5 Reasons Summer Is The Best Season
Your boss gives everyone the day off, runs shirtless through the sprinklers, gets fired, and you get promoted.
By Matt Powers
Summer is easily the best season and I don’t care what you say, here’s why:
1. Weddings and Engagements
I love love. I wanna live vicariously through that love on Facebook and then again for the bass-drop when the actual wedding goes down. If I don’t get invited, I tell them I’m in photography and offer my services at a ridiculously competitive price, then I’ll hire professional photographers and pay for half. I’m usually paying $15k out of pocket depending on location, plus an extra $400/hr so I can occasionally guide the photographer’s angle. $200/hr and he’ll nod but keep the same angle. The important part is what’s happening beneath the surface:
The groom and the bride are surrounded by all the people they’ve blacked-out with or worse, which mixes adolescent nostalgia and friendship over a Bunsen burner of love and alcohol. That’s why I stopped taking ecstasy before weddings – it was too much. Dance floor aside, people thought it was weird that I was happier than the couple.
2. Borderline Nudity
There’s something special about it. It’s reminds me of how our ancestors probably lived: carefree, exposed without the cultural norms we layer for a reason we get too hot or pale to care about. It’s that sense of community you feel when you realize you’re not alone, everyone has a belly button.
In fact, a belly button might be the best anatomical symbol proving we’re all meant to be ‘connected’ in some intangible way, we all came into this world connected to someone and thus we strive to connect with others. Maybe that’s just the way I’ve chosen to rationalize body shots.
3. Butterflies
These things are sweet. A couple shots into Memorial Day I recall someone saying they were going to Costa Rica to work with butterflies. At first I was like, “That sounds awesome,” but when the edible kicked in I decided this Costa Rican butterfly job isn’t just scary, it’s downright dangerous.
Let’s assume you’re getting the recommended 8 hours of sleep. That means you’re waking up in the tropics, out of a dream, to walk through an atrium of butterflies. The line between reality and the dream world blurs and pretty soon you don’t know what’s real. You’re asking some tough philosophical questions like, “Is all reality created in the mind?” or “Have humans always been able to ride butterflies?”
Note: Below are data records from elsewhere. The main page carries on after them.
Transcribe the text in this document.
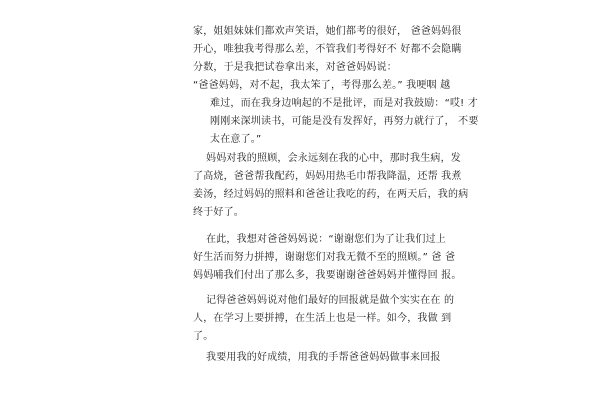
家，姐姐妹妹们都欢声笑语，她们都考的很好， 爸爸妈妈很
开心，唯独我考得那么差，不管我们考得好不 好都不会隐瞒
分数，于是我把试卷拿出来，对爸爸妈妈说：
“爸爸妈妈，对不起，我太笨了，考得那么差。” 我哽咽 越
难过，而在我身边响起的不是批评，而是对我鼓励：“哎! 才
刚刚来深圳读书，可能是没有发挥好，再努力就行了， 不要
太在意了。”
妈妈对我的照顾，会永远刻在我的心中，那时我生病，发
了高烧，爸爸帮我配药，妈妈用热毛巾帮我降温，还帮 我煮
姜汤，经过妈妈的照料和爸爸让我吃的药，在两天后，我的病
终于好了。
在此，我想对爸爸妈妈说：“谢谢您们为了让我们过上
好生活而努力拼搏，谢谢您们对我无微不至的照顾。” 爸 爸
妈妈哺我们付出了那么多，我要谢谢爸爸妈妈并懂得回 报。
记得爸爸妈妈说对他们最好的回报就是做个实实在在 的
人，在学习上要拼搏，在生活上也是一样。如今，我做 到
了。
我要用我的好成绩，用我的手帮爸爸妈妈做事来回报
The butterflies couldn’t care less – they know they’re blowing your mind because that’s what they do. Blowing minds is why they’re still around: they lull you into a daze with their psychedelic-patterned wings and wait for other things to eat you. It’s kind of badass.
4. Sun Induced Mania
The sun is a sneaky gypsy-whore. She fires rays of light across the lawn, through the dewdrops and into your eyes as you stare out of the break room window. What you don’t know is that the sun is hypnotizing you, challenging your beliefs and choices with it’s light. It’s like the sun is pelvic thrusting on the edge of a pool filled with beautiful women saying:
“Dude, how sick is this pool party? Why are you inside? Inside’s so lame,”
You just sigh and drop your shoulders, oblivious that Steve is standing inches away from you under the same hypnosis,
“What a beautiful day,” Steve says.
“Sure is, wish I was out there…”
“Me too…”
Hidden between those words are undertones of mutiny, a stirring rebellion to reclaim your independence. Your other coworkers file in behind you like soldiers, pledging an oath of fealty to that whore’s crown. Then the boss enters the break room to see what the fuss is about,
“What’s going on out there? What are you all looking at?”
You and your fellow warriors turn towards your boss with manic smiles, eyes still glinting with sunlight.
“Nothing boss, it’s just such a…beautiful day…don’t you think?!”
Your boss gives everyone the day off, runs shirtless through the sprinklers, gets fired, and you get promoted. All because of that dirty, Dionysian gypsy-whore we call the sun.
5. Bees
Yes, bees. Remember the first time you were stung by a bee? It was probably when you were a kid and the world was your oyster: you were having a water-balloon fight at the park when a bee stung your foot. Shock, pain, tears, screams, confusion, and for the first time in your life you lost faith in the world. You were brought up to believe pain was only inflicted when deserved, but that bee changed everything.
Now you’re an adult with decades of life experiences layered atop that painful summer day. You’re watching your kids play, reflecting on your new role as a parent when those beautiful thoughts are interrupted by a bee buzzing right into your face.
Your face now stricken with terror and your arms batting the sky, your spouse tells you to stop swatting at it because you’re making it angry, which is bullshit because how could a stupid insect have emotions? Then you start pleading with the bee, promising it you’ll leave him alone. You regress back to your childhood self and everyone laughs – a moment of sheer panic for you becomes a hilarious display of humanity for everyone else.
It’s gone. Calm down. Regain composure, you’re a fucking adult.